Ad valorem taxes are so commonly associated with real estate properties that they are more widely known as simply ‘property taxes’.
Common and Uncommon Ad Valorem Taxes
The most common ad valorem taxes are on real estate property. A government assessor estimates the value of a property, and then assigns an annual tax charge based on the assessed value and the applicable ad valorem tax rate.
Most taxes beyond real estate are done at a transactional level. However, there are some other situations where ad valorem taxes do apply. One common example is an ad valorem tax on a company’s stock of imported goods.
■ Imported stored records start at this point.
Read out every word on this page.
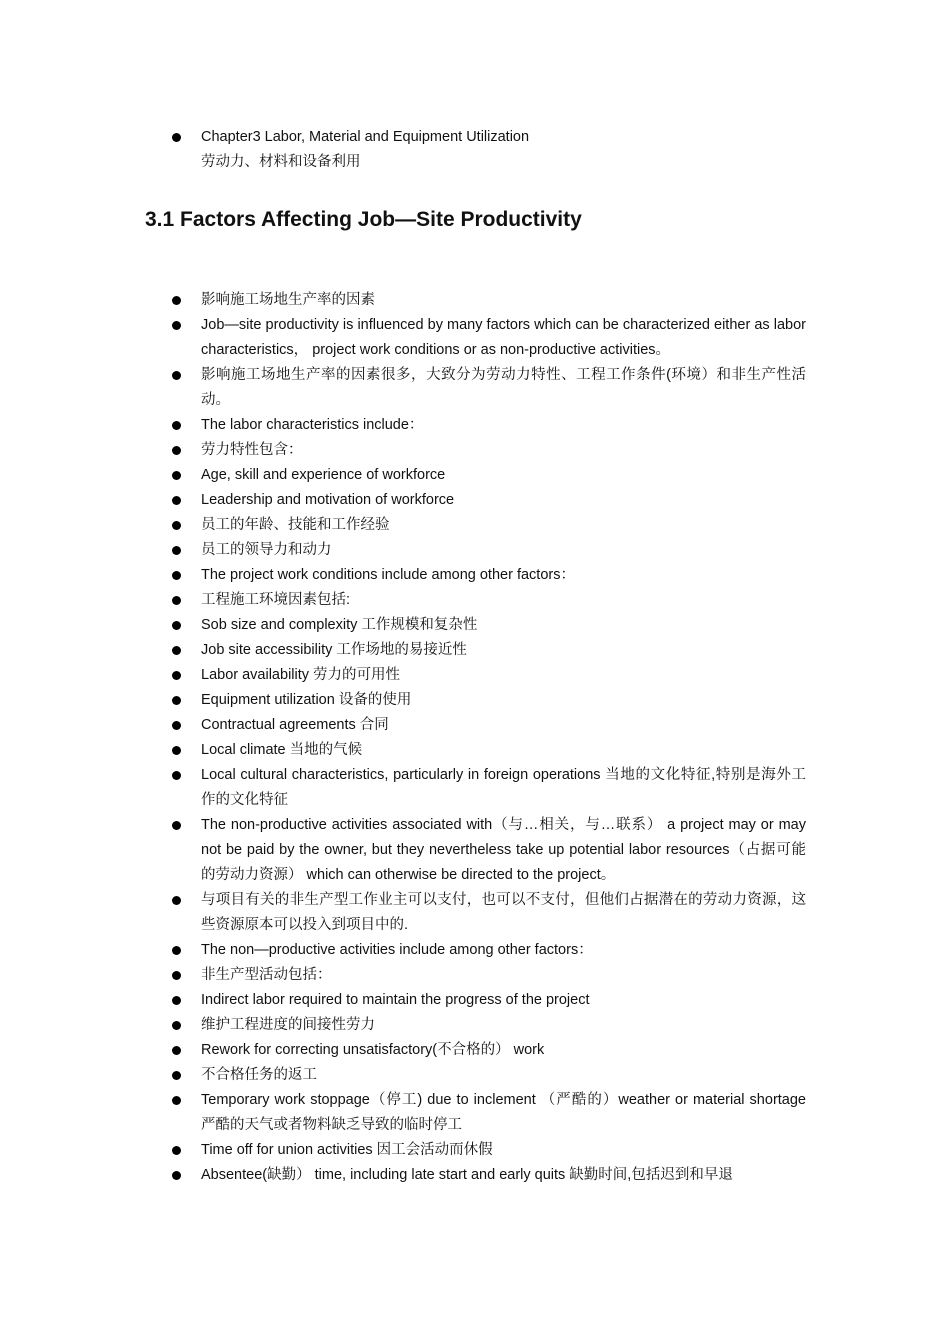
Chapter3 Labor, Material and Equipment Utilization
劳动力、材料和设备利用
3.1 Factors Affecting Job—Site Productivity
影响施工场地生产率的因素
Job—site productivity is influenced by many factors which can be characterized either as labor characteristics， project work conditions or as non-productive activities。
影响施工场地生产率的因素很多，大致分为劳动力特性、工程工作条件(环境）和非生产性活动。
The labor characteristics include：
劳力特性包含：
Age, skill and experience of workforce
Leadership and motivation of workforce
员工的年龄、技能和工作经验
员工的领导力和动力
The project work conditions include among other factors：
工程施工环境因素包括:
Sob size and complexity 工作规模和复杂性
Job site accessibility 工作场地的易接近性
Labor availability 劳力的可用性
Equipment utilization 设备的使用
Contractual agreements 合同
Local climate 当地的气候
Local cultural characteristics, particularly in foreign operations 当地的文化特征,特别是海外工作的文化特征
The non-productive activities associated with（与…相关，与…联系） a project may or may not be paid by the owner, but they nevertheless take up potential labor resources（占据可能的劳动力资源） which can otherwise be directed to the project。
与项目有关的非生产型工作业主可以支付，也可以不支付，但他们占据潜在的劳动力资源，这些资源原本可以投入到项目中的.
The non—productive activities include among other factors：
非生产型活动包括：
Indirect labor required to maintain the progress of the project
维护工程进度的间接性劳力
Rework for correcting unsatisfactory(不合格的） work
不合格任务的返工
Temporary work stoppage（停工) due to inclement （严酷的）weather or material shortage 严酷的天气或者物料缺乏导致的临时停工
Time off for union activities 因工会活动而休假
Absentee(缺勤） time, including late start and early quits 缺勤时间,包括迟到和早退
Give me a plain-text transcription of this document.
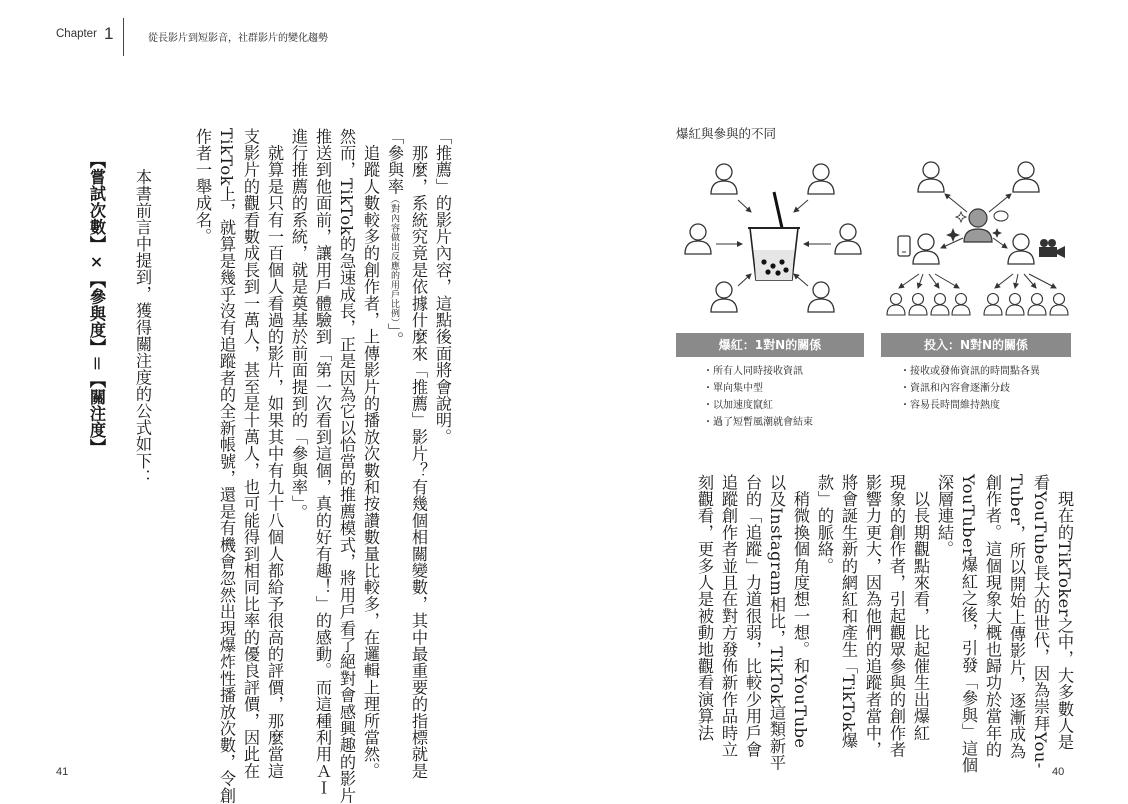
Chapter 1	從長影片到短影音，社群影片的變化趨勢
「推薦」的影片內容，這點後面將會說明。
　那麼，系統究竟是依據什麼來「推薦」影片？有幾個相關變數，其中最重要的指標就是
「參與率（對內容做出反應的用戶比例）」。
　追蹤人數較多的創作者，上傳影片的播放次數和按讚數量比較多，在邏輯上理所當然。
然而，TikTok的急速成長，正是因為它以恰當的推薦模式，將用戶看了絕對會感興趣的影片
推送到他面前，讓用戶體驗到「第一次看到這個，真的好有趣！」的感動。而這種利用ＡＩ
進行推薦的系統，就是奠基於前面提到的「參與率」。
　就算是只有一百個人看過的影片，如果其中有九十八個人都給予很高的評價，那麼當這
支影片的觀看數成長到一萬人，甚至是十萬人，也可能得到相同比率的優良評價，因此在
TikTok上，就算是幾乎沒有追蹤者的全新帳號，還是有機會忽然出現爆炸性播放次數，令創
作者一舉成名。
　本書前言中提到，獲得關注度的公式如下：
【嘗試次數】×【參與度】＝【關注度】
　現在的TikToker之中，大多數人是
看YouTube長大的世代，因為崇拜You-
Tuber，所以開始上傳影片，逐漸成為
創作者。這個現象大概也歸功於當年的
YouTuber爆紅之後，引發「參與」這個
深層連結。
　以長期觀點來看，比起催生出爆紅
現象的創作者，引起觀眾參與的創作者
影響力更大，因為他們的追蹤者當中，
將會誕生新的網紅和產生「TikTok爆
款」的脈絡。
　稍微換個角度想一想。和YouTube
以及Instagram相比，TikTok這類新平
台的「追蹤」力道很弱，比較少用戶會
追蹤創作者並且在對方發佈新作品時立
刻觀看，更多人是被動地觀看演算法
爆紅與參與的不同
爆紅：1對N的關係	投入：N對N的關係
・ 所有人同時接收資訊
・ 單向集中型
・ 以加速度竄紅
・ 過了短暫風潮就會結束
・ 接收或發佈資訊的時間點各異
・ 資訊和內容會逐漸分歧
・ 容易長時間維持熱度
41	40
The most common approach to assessing the value of an asset for an ad valorem tax is to look for the ‘fair market value’, which involves a comparison between similar assets that were recently sold. For example, houses are usually assessed based on the recent sale of other similar properties in the same or similar neighborhoods.
However, this fair market value approach does not always work. On occasion an asset will be so rare or obscure that there is not an adequate market to draw information from.
In these situations an assessor will apply a number of various means for determining the assset’s value for taxation purposes, but this assessed value should not be interpreted as a likely value that would occur in the event of a sale.
Ad valorem taxes are a less common alternative to transaction taxes that periodically tax the owner of an asset based on the assessed value of that asset. It is important for day traders to understand the nature of ad valorem taxes when valuing companies that own assets where this form of taxation is applicable.